Tak hanya soal bangunan, sejarah dan legendanya yang unik, jemaah masjid ini juga dikenal dengan karakternya dalam menentukan hari-hari besar Islam dengan menggunakan perhitungan Jawa, Alif Rebo Wage atau Islam Aboge.
Seperti pada Ramadhan kali, pengikut Aboge mulai menjalani puasa 1 Ramadhan 1442 Hijriah pada Rabu 14 April 2021 berbeda dengan yang ditetapkan pemerintah yakni pada Selasa (13/4).

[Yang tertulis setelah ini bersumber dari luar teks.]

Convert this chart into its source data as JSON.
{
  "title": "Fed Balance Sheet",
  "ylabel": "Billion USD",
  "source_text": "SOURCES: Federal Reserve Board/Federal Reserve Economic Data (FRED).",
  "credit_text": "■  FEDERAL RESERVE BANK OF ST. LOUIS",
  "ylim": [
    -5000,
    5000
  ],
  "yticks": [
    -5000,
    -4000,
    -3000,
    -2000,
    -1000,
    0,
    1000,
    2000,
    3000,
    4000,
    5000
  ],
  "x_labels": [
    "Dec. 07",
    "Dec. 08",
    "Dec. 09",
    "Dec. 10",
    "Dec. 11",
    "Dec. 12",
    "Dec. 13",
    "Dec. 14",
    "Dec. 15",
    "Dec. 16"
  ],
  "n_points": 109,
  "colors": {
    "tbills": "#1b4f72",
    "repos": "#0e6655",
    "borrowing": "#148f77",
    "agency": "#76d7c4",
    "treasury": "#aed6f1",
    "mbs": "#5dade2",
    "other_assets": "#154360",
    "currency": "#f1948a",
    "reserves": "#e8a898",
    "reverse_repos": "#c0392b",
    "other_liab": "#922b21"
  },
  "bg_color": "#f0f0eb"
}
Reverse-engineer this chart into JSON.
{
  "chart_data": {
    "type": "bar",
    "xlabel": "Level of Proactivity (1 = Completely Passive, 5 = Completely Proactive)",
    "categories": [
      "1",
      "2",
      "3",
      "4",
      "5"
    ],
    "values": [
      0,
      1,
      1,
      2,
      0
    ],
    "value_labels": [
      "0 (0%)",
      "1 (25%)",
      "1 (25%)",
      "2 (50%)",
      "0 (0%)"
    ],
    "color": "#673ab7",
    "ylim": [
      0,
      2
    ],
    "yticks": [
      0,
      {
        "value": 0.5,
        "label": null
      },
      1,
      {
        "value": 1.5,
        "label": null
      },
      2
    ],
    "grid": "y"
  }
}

Hal tersebut berdasarkan perhitungan yang mereka percayai sejak ratusan tahun lalu berdasarkan penanggalan Jawa.
"Berdasarkan perhitungan, tahun sekarang adalah tahun Jim akhir, rumusnya jatuh pada hari pasaran Jumat Wage. Maka awal Ramadhan dihitung menggunakan rumus Donemro (Romadon Enem Loro). Ramadhan berarti jatuh di hari ke-6 dari Jumat dan pasaran ke-2 dari Wage sehingga awal Ramadhan pengikut Aboge tahun ini jatuh pada hari Rabu Kliwon, 14 April 2021," kata juru bicara Islam Aboge Banyumas, Susanto, lewat pesan singkat kepada detikcom, Selasa (13/4).